04:15 C'est ce que vous voulez dire ?
04:16 Oui, c'est l'enfer.
04:17 Et moi ce que j'aime, il nous faut des clients.
04:19 Alors ce n'est pas autant que le boulanger,
04:21 le boulanger c'est tous les jours.
04:22 Nous on vient systématiquement à Pâques et à Noël.
04:25 Ça c'est vraiment les marronniers.
04:26 Mais comment on peut venir plus chez nous ?
04:30 Plus fréquemment ?
04:31 Oui plus fréquemment.
04:32 C'est super important.
04:33 Vous voyez un changement dans les attentes de vos clients ?
04:37 On a surtout ce changement, comme je disais,
04:40 le panier monte, donc on perd des clients.
04:43 C'est vraiment le truc qui m'affole le plus.
04:45 Mais je crois que Paris perd aussi des habitants.
04:48 Bien sûr il y a des étrangers,
04:50 et je pense que demain les étrangers vont entrer très très fort à Paris.
04:53 Parce qu'il n'y a jamais eu autant d'argent dans le monde, ça c'est sûr.
04:57 Donc le prix de l'immobilier a quand même sacrément explosé.
05:00 Mais c'est aussi la problématique, j'ai plusieurs problèmes dans ma vie.

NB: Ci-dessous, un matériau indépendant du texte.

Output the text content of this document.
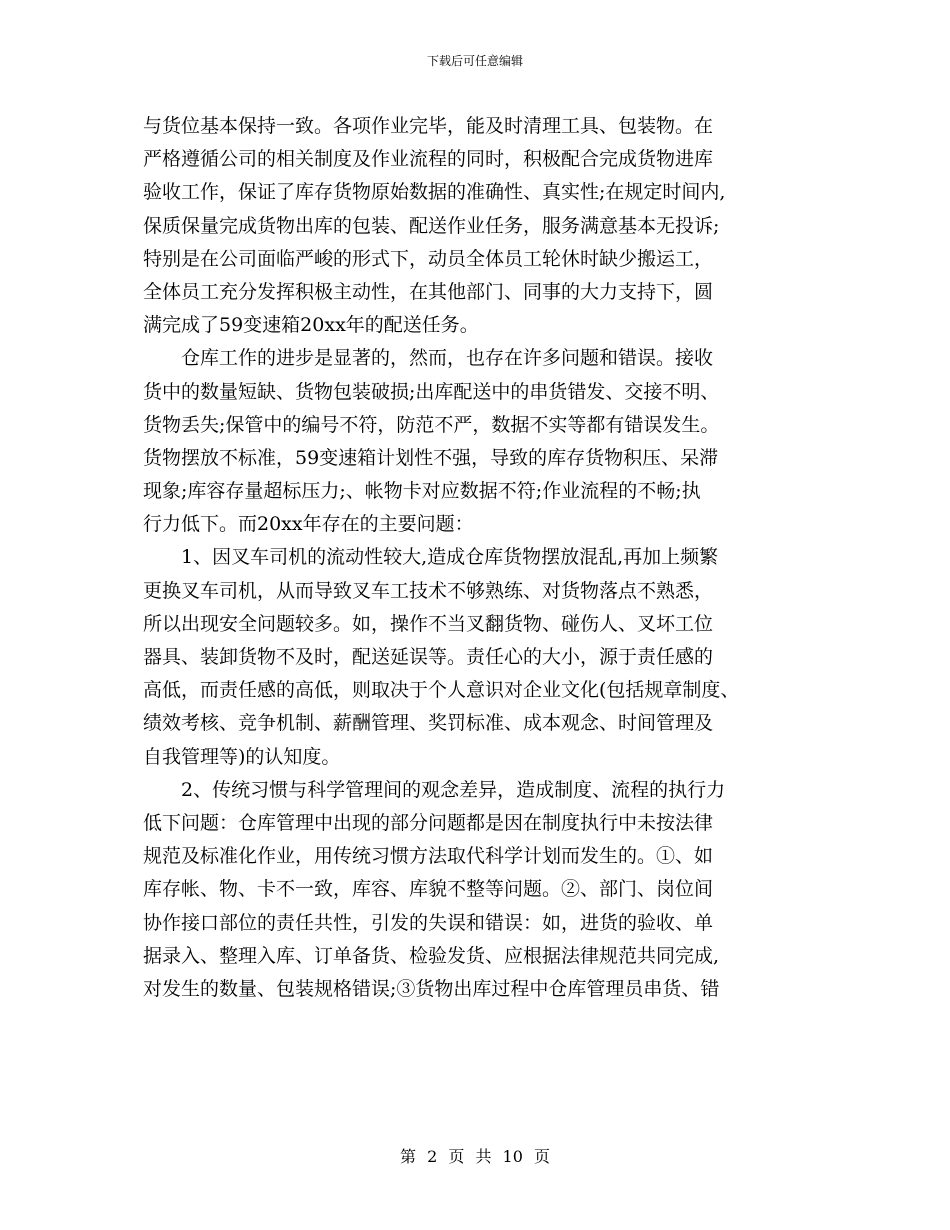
下载后可任意编辑
与货位基本保持一致。各项作业完毕，能及时清理工具、包装物。在
严格遵循公司的相关制度及作业流程的同时，积极配合完成货物进库
验收工作，保证了库存货物原始数据的准确性、真实性;在规定时间内,
保质保量完成货物出库的包装、配送作业任务，服务满意基本无投诉;
特别是在公司面临严峻的形式下，动员全体员工轮休时缺少搬运工，
全体员工充分发挥积极主动性，在其他部门、同事的大力支持下，圆
满完成了59变速箱20xx年的配送任务。
仓库工作的进步是显著的，然而，也存在许多问题和错误。接收
货中的数量短缺、货物包装破损;出库配送中的串货错发、交接不明、
货物丢失;保管中的编号不符，防范不严，数据不实等都有错误发生。
货物摆放不标准，59变速箱计划性不强，导致的库存货物积压、呆滞
现象;库容存量超标压力;、帐物卡对应数据不符;作业流程的不畅;执
行力低下。而20xx年存在的主要问题：
1、因叉车司机的流动性较大,造成仓库货物摆放混乱,再加上频繁
更换叉车司机，从而导致叉车工技术不够熟练、对货物落点不熟悉，
所以出现安全问题较多。如，操作不当叉翻货物、碰伤人、叉坏工位
器具、装卸货物不及时，配送延误等。责任心的大小，源于责任感的
高低，而责任感的高低，则取决于个人意识对企业文化(包括规章制度、
绩效考核、竞争机制、薪酬管理、奖罚标准、成本观念、时间管理及
自我管理等)的认知度。
2、传统习惯与科学管理间的观念差异，造成制度、流程的执行力
低下问题：仓库管理中出现的部分问题都是因在制度执行中未按法律
规范及标准化作业，用传统习惯方法取代科学计划而发生的。①、如
库存帐、物、卡不一致，库容、库貌不整等问题。②、部门、岗位间
协作接口部位的责任共性，引发的失误和错误：如，进货的验收、单
据录入、整理入库、订单备货、检验发货、应根据法律规范共同完成,
对发生的数量、包装规格错误;③货物出库过程中仓库管理员串货、错
第 2 页 共 10 页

05:04 Je viens de la vitesse, je roule vite,
05:06 donc les flics, les agents immobiliers qui me posent un vrai souci.
05:09 Du coup ça veut dire que vous réfléchissez à implanter des boutiques peut-être en dehors de Paris ?
05:14 C'est très compliqué d'être à l'extérieur,
05:17 surtout en province pour nous on a un coût de magasin,
05:21 c'est juste fantastique ce que l'on fait.
05:23 Peut-être qu'on nous qualifie comme une partie luxueuse.
05:26 Mais c'est juste moi qui suis complètement givré, je vais dire.
05:30 Parce que plus c'est beau et plus j'aime, plus c'est bon aussi.
05:33 Et mon métier c'est vraiment ça, c'est de courir après l'excellence et le meilleur.
05:38 Alors vous faites des collections, là par exemple la prochaine collection,
05:42 c'est pour quoi ? Pour quel événement ? Pour la Saint-Valentin ?
05:45 La Saint-Valentin arrive mais c'est vraiment un tout petit événement,
05:48 c'est comme un gros week-end en plus.
05:50 Ça nous prend beaucoup de temps.
05:51 Et après il y a Pâques qui nous prend 20% de notre temps pour 3% du chiffre d'affaires.
05:56 Ah oui quand même. Et alors du coup qu'est-ce que vous préparez pour la Saint-Valentin ?
05:59 La Saint-Valentin, évidemment les sumos qui suivent toute l'année,
06:03 c'est cette conception toute l'année, j'ai vraiment travaillé sur ce sujet,
06:06 mais c'est venu grâce aux présidentielles.
06:08 Je me demandais pour qui voter, mais les gars que je connais,
06:12 surtout les personnes un peu épaisse autour de moi,
06:15 qui faisaient que de grogner, qui gueulaient tout le temps.
06:17 C'est comme ça qu'est née cette histoire de sumos.
06:21 Derrière les sumos, on va leur changer la petite barrette.
06:24 Et toute l'année, on emmène toutes les fêtes grâce à ça.
06:28 Et pourtant les sumos c'est sacré, donc il faut aller avec minutie.
06:31 Donc avec minutie, on voit bien l'excellence avec laquelle vous travaillez.
06:35 Vous craignez un conflit social un petit peu dur
06:39 qui pourrait encore vous faire perdre en tout cas des clients.
06:42 Merci beaucoup d'être venu nous parler de votre passion du chocolat,
06:46 des difficultés de ce commerce, de ces ventes.
06:50 Patrick Roger, vous étiez l'invité éco de France Info aujourd'hui.